Bush opfert kranke US-Kinder für Kriegs-Geld
Pelosi sagte in einer ersten Reaktion, die Forderungen Bushs zeigten seine "falschen Prioritäten", nachdem der Präsident ein Gesetz blockiert hatte, das Kindern aus armen Familien Zugang zu einer Gesundheitsversorgung ermöglichen sollte. "Fast 200 Milliarden Dollar für den Irak zu fordern und gleichzeitig die Gesundheitsversorgung für zehn Millionen Kinder mit einem Veto zu belegen ist beispielhaft für die falschen Prioritäten der Bush-Regierung", kritisierte Pelosi. "Für den Preis von weniger als 40 Tagen im Irak könnten wir die Krankenversicherung für zehn Millionen Kinder für ein ganzes Jahr sicherstellen", sagte die Demokratin.
Pelosi kritisierte, dass Bush einen zehnjährigen Krieg im Irak mit Ausgaben von einer Billion Dollar plane. "Die kolossalen Kosten dieses Krieges wachsen mit jedem Tag.

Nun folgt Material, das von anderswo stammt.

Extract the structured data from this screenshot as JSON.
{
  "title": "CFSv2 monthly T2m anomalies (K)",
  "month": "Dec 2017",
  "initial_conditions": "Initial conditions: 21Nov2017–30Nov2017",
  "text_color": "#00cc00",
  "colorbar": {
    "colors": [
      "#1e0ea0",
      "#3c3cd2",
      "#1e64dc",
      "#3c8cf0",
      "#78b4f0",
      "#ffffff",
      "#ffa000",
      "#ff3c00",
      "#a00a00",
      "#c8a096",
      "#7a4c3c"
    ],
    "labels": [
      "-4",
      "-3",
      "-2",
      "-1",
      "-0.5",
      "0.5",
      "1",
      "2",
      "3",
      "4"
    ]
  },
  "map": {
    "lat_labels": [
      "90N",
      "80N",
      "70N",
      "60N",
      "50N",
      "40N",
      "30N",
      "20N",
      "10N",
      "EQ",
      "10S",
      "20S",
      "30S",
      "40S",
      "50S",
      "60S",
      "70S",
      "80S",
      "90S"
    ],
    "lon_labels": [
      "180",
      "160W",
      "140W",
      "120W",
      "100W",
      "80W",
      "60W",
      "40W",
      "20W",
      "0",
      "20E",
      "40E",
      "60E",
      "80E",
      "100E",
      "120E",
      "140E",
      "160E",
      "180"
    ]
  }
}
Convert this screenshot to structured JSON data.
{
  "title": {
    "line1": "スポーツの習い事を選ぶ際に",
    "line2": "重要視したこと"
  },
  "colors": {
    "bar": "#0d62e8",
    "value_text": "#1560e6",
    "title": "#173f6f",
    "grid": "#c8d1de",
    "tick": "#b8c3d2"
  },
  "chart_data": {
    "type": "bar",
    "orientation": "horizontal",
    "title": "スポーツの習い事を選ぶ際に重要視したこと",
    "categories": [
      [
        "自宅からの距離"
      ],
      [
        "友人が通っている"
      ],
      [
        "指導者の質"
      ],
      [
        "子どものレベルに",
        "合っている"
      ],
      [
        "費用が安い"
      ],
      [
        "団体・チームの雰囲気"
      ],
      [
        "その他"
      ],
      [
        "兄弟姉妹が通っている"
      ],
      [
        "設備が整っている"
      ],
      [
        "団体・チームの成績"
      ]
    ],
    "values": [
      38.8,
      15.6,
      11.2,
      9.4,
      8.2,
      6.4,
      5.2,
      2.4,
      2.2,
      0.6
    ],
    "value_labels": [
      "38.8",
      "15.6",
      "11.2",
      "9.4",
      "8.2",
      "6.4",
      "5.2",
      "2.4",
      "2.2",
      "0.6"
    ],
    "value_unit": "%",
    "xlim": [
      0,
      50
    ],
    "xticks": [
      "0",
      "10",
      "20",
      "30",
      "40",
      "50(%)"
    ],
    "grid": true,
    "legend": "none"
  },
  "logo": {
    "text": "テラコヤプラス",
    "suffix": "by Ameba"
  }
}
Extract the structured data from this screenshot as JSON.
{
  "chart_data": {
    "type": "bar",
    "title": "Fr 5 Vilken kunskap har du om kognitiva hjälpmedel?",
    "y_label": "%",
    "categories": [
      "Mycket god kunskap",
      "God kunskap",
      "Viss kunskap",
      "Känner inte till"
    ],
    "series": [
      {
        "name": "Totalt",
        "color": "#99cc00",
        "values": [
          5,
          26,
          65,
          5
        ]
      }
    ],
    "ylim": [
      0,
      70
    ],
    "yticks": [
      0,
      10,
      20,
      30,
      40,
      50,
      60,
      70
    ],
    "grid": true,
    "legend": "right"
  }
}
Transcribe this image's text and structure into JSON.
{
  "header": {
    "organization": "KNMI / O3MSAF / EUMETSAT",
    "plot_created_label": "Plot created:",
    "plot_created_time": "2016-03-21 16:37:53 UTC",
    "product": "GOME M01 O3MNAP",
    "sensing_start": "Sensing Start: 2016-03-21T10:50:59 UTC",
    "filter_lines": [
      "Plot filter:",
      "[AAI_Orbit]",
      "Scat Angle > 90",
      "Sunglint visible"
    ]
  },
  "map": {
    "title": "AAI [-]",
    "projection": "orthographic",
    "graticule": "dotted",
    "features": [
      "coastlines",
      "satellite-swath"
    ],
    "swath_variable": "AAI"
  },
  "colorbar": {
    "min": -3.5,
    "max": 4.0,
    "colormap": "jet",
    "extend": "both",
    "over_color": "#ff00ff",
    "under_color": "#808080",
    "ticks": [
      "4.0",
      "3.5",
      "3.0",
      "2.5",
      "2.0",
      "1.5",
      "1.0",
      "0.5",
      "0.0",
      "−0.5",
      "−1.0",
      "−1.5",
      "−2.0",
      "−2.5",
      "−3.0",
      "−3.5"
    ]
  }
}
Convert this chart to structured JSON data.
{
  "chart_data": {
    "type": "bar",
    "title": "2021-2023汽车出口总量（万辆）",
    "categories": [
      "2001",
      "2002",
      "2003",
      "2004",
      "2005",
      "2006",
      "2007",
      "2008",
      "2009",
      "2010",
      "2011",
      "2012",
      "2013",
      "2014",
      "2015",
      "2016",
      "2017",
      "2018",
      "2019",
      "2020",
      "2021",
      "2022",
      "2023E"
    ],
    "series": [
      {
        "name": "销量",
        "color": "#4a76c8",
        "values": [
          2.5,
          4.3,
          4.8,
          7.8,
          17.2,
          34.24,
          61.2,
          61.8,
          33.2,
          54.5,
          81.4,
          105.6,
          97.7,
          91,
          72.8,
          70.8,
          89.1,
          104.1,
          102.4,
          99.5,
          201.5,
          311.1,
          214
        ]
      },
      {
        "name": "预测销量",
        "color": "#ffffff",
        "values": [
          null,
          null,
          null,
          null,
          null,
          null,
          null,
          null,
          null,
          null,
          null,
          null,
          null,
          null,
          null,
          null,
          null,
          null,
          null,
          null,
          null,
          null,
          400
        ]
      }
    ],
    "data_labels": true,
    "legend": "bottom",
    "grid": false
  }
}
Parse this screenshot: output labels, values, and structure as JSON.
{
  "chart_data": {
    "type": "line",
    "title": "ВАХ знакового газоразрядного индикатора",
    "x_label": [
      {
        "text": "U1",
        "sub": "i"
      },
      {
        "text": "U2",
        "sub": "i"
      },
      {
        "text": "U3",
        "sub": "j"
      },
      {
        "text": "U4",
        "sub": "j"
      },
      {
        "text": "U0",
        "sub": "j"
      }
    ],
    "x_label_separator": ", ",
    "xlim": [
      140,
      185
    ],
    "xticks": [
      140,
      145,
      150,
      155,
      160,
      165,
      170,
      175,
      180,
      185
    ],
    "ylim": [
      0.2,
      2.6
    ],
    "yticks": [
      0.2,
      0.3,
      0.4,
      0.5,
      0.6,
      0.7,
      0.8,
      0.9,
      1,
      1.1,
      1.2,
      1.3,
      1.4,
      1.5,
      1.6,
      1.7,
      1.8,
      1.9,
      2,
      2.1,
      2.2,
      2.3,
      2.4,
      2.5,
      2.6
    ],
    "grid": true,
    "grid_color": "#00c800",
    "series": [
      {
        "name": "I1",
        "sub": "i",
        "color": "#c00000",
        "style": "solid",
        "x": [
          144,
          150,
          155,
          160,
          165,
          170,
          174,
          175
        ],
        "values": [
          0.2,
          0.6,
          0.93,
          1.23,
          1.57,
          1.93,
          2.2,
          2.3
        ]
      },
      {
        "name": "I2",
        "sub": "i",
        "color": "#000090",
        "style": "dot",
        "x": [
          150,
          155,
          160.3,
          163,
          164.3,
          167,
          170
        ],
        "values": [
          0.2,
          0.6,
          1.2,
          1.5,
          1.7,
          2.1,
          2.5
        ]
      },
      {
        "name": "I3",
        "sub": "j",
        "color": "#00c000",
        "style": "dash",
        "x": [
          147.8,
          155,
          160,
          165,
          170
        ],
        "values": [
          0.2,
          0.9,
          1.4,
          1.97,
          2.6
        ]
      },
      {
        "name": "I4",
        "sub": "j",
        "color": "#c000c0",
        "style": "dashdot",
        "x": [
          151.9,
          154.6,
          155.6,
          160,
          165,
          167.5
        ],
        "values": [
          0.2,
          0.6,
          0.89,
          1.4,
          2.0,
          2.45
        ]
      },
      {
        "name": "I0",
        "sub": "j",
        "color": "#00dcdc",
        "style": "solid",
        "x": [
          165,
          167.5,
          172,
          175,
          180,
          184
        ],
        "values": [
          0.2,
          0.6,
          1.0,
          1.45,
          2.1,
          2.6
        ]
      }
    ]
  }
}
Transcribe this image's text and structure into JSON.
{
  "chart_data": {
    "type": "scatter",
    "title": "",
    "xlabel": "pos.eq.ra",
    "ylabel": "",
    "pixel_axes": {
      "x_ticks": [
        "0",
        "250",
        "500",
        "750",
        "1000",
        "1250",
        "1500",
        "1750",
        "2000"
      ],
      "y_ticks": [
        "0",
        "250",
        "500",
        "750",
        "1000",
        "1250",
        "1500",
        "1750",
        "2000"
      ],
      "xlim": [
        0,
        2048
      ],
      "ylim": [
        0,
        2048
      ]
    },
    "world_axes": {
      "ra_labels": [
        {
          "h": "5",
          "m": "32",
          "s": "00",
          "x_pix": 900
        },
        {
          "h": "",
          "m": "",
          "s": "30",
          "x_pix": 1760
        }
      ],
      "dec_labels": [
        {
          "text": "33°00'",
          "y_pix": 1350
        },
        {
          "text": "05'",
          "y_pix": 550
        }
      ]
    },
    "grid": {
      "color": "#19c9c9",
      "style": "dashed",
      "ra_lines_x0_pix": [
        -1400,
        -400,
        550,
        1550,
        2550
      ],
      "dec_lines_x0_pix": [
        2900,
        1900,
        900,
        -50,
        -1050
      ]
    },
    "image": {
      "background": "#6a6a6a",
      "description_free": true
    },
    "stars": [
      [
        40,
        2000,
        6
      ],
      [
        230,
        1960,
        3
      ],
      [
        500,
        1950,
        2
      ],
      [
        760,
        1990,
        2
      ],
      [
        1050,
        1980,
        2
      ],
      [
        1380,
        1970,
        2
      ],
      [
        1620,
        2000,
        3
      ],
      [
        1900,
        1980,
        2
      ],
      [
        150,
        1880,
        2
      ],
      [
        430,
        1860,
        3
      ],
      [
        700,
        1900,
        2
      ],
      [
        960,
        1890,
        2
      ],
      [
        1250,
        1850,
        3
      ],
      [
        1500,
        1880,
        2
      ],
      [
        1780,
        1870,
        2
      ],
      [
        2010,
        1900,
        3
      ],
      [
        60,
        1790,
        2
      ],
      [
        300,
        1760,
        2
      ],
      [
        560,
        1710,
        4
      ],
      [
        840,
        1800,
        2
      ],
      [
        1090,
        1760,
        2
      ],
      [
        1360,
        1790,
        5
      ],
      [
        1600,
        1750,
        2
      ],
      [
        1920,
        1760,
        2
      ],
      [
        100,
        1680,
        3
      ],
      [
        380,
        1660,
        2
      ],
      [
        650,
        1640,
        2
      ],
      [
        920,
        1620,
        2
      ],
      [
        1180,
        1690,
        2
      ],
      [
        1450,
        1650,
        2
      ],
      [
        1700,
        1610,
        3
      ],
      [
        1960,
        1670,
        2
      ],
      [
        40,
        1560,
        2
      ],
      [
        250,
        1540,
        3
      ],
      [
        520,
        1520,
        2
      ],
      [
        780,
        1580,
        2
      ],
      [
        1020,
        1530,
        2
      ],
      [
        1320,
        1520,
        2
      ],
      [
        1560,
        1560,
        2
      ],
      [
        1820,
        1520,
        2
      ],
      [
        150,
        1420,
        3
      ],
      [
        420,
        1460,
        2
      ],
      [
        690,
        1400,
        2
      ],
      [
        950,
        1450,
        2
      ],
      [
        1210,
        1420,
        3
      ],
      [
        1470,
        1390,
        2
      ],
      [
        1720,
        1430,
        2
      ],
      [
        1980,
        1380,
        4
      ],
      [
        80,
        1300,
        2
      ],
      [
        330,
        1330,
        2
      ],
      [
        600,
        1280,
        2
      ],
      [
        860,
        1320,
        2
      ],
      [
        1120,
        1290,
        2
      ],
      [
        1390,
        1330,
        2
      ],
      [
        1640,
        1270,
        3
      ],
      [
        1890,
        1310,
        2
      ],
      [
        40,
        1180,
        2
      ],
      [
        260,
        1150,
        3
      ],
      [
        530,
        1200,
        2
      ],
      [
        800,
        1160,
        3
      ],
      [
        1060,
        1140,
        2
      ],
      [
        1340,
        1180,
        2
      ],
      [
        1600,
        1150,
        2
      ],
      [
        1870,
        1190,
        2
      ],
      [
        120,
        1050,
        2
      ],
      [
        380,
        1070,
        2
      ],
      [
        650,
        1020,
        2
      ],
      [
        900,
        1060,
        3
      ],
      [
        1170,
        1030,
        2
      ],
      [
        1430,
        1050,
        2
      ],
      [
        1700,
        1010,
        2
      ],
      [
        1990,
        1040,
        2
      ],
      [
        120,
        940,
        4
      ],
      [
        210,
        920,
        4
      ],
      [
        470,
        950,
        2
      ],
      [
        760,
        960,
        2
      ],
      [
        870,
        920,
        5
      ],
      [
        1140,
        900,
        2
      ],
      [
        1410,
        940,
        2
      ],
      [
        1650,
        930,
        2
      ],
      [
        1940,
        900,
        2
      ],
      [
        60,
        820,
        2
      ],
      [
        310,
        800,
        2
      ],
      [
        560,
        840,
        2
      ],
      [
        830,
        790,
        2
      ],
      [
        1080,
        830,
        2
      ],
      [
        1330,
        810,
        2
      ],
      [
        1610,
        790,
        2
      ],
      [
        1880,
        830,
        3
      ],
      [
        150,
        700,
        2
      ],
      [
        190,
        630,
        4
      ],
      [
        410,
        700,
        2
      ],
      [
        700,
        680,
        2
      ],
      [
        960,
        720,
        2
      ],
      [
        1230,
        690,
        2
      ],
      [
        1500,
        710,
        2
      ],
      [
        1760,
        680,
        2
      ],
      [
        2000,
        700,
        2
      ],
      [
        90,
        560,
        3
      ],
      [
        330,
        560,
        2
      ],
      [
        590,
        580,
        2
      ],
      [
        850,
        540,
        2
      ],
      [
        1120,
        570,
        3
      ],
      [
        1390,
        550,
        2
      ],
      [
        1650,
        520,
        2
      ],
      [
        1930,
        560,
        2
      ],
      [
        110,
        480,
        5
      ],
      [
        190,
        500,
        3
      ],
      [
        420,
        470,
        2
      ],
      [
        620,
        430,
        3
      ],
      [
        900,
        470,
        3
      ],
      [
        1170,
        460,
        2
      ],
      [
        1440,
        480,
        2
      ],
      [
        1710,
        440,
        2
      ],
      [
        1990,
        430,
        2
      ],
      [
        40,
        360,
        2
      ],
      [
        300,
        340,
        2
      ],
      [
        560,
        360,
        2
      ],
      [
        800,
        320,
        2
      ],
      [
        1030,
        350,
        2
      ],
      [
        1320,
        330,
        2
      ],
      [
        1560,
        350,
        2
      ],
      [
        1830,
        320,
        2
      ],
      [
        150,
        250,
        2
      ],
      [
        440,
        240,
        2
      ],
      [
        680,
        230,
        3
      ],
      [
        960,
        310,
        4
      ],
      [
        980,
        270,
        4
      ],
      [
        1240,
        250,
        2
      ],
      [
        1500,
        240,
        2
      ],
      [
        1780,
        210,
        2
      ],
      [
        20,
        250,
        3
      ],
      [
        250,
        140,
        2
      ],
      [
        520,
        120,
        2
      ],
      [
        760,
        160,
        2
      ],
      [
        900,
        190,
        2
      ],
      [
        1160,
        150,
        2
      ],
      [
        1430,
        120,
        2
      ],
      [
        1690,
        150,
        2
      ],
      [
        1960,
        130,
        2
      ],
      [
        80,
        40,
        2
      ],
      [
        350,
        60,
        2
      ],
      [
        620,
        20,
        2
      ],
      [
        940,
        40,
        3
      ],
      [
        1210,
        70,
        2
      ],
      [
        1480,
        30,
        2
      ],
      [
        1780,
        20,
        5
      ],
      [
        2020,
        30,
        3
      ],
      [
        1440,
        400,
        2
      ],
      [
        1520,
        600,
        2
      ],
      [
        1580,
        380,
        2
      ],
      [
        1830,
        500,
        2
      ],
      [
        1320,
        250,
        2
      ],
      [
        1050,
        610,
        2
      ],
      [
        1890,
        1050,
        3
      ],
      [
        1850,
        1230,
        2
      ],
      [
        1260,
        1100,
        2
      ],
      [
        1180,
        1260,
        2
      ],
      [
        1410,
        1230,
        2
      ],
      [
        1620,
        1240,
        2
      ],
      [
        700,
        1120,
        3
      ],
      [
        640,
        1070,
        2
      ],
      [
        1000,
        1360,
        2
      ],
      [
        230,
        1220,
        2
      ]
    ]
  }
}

Das sind Kosten in Form verlorener Menschenleben, ausgegebener Dollar und an Ansehen in der Welt. Wir müssen diesen Krieg zu Ende bringen."
"Krieg gegen Terror" kommt auf 757, 4 Mrd. $
Sollte der Kongress den Budget-Forderungen zustimmen, beliefen sich die Ausgaben für den nach dem 11. September 2001 erklärten "Krieg gegen den Terror" auf insgesamt 757,4 Milliarden Dollar. Eine kürzlich veröffentlichte Umfrage, die von der "Washington Post" und dem Fernsehsender ABC in Auftrag gegeben worden war, ergab, dass 43 Prozent der US-Bürger für eine drastische Reduzierung der Ausgaben für die Irak- und Afghanistan-Einsätze sind.
Menschliche Kriegsopfer: US-Soldaten töten 16 Zivilisten
Amerikanische Soldaten haben in der nordirakischen Provinz Salaheddin nach Polizeiangaben 16 Zivilisten getötet, darunter auch Kinder. Der stellvertretende Polizeikommandant der Provinz, Jasim Mohammed, sagte in der Provinzhauptstadt Tikrit, der Vorfall habe sich in der rund 20 Kilometer weiter südlich gelegenen Ortschaft Dijla ereignet. Bauern seien beim Bestellen ihrer Felder von einem US- Militärhubschrauber aus angegriffen worden. Zwei von ihnen seien verletzt worden. Als man die Verletzten zu einem nahe gelegenen Haus geschleppt habe, seien dort viele Menschen zusammen gekommen, um ihnen zu helfen. In diesem Moment habe die US- Armee das Haus bombardiert und sieben Männer, sechs Frauen und drei Kinder getötet. 14 weitere Menschen seien verletzt worden, sagte Mohammed. (APA/red)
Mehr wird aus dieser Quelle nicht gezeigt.